Location: Poultry ResearchTitle: Expression of chicken leukocyte cell-derived chemotaxin 2 in the embryonic bursa of Fabricius
|FELFOLDI, BALAZS - Mississippi State University|
|WANG, HUI - Mississippi State University|
|NUTHALAPATI, NIKHIL - Mississippi State University|
|TAYLOR, ROBERT - West Virginia University|
|Evans, Jeffrey - Jeff|
|BRANTON, SCOTT - Retired ARS Employee|
|PHARR, GREGORY - Mississippi State University|
Submitted to: International Journal of Poultry Science
Publication Type: Peer Reviewed Journal
Publication Acceptance Date: 11/29/2020
Publication Date: 1/24/2021
Citation: Felfoldi, B., Wang, H., Nuthalapati, N., Taylor, R.L., Evans, J.D., Branton, S.L., Pharr, G.T. 2021. Expression of chicken leukocyte cell-derived chemotaxin 2 in the embryonic bursa of Fabricius. International Journal of Poultry Science. 20:43-47. https://doi.org/=ijps.2021.43.47.
Interpretive Summary: A pleiotropic cytokine of unknown function named LECT2 was previously found associated with the bursa of Fabricius of embryo from a commercial layer chick. To help to determine the function of LECT2, expression analyses were performed. Results showed that the LECT2 gene is expressed at increased levels in B-cells during the early stages of bursa development. LECT2 may help the B-cells to localize in non-lymphatic tissue or tissue not responsible for producing antibodies or lymphocytes, but further research is needed to fully understand the role of the cytokine.

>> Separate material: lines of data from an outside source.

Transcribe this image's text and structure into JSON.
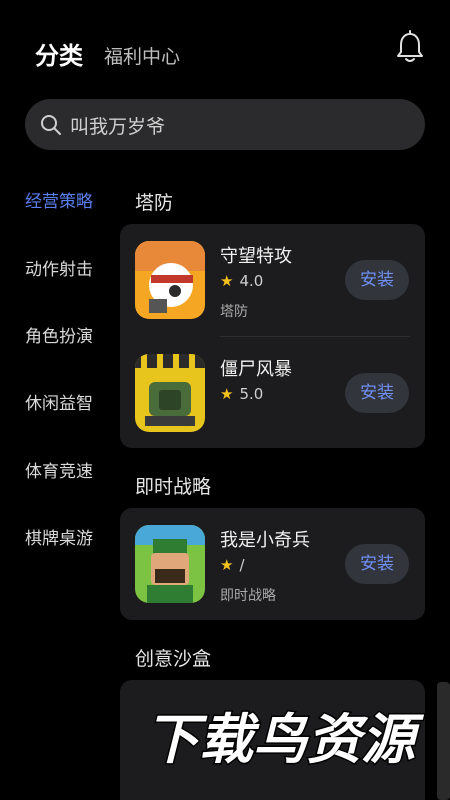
{
  "header": {
    "tab_active": "分类",
    "tab_inactive": "福利中心",
    "bell_icon": "bell-icon"
  },
  "search": {
    "placeholder": "叫我万岁爷",
    "icon": "search-icon"
  },
  "categories": [
    {
      "label": "经营策略",
      "active": true
    },
    {
      "label": "动作射击",
      "active": false
    },
    {
      "label": "角色扮演",
      "active": false
    },
    {
      "label": "休闲益智",
      "active": false
    },
    {
      "label": "体育竞速",
      "active": false
    },
    {
      "label": "棋牌桌游",
      "active": false
    }
  ],
  "sections": [
    {
      "title": "塔防",
      "apps": [
        {
          "name": "守望特攻",
          "rating": "4.0",
          "tag": "塔防",
          "button": "安装"
        },
        {
          "name": "僵尸风暴",
          "rating": "5.0",
          "tag": "",
          "button": "安装"
        }
      ]
    },
    {
      "title": "即时战略",
      "apps": [
        {
          "name": "我是小奇兵",
          "rating": "/",
          "tag": "即时战略",
          "button": "安装"
        }
      ]
    },
    {
      "title": "创意沙盒",
      "apps": []
    }
  ],
  "rating_star": "★",
  "watermark": "下载鸟资源",
  "colors": {
    "background": "#000000",
    "accent": "#5b7ff0",
    "star": "#f4c21e",
    "card": "#1c1c1e"
  }
}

Technical Abstract: A previous transcriptomics analysis identified the expression of a pleiotropic cytokine, termed leukocyte cell-derived chemotaxin 2 (LECT2) in the bursa of Fabricius of the chick embryo. However, a role for the LECT2 gene product in the bursal microenvironment is unknown at present. The goal for this research project was to validate the expression of the LECT2 gene at the mRNA and protein level in the chick embryo bursa. The LECT2 gene transcript levels were determined by quantitative PCR with RNA derived from embryonic B-cells isolated at two different periods of bursal development. Whole protein extracts from the embryonic bursa were evaluated by mass spectrometry. Expression of the LECT2 gene is significantly higher in B-cells from the early stage of bursal development. Mass spectrometry analysis revealed 9 different peptides from the LECT2 protein in the same embryonic period. Conclusion: The LECT2 gene is expressed at both the mRNA and protein level in the early period of bursa development. We postulate that LECT2 may contribute to B-cell migration into microenvironments established by non-lymphoid cells.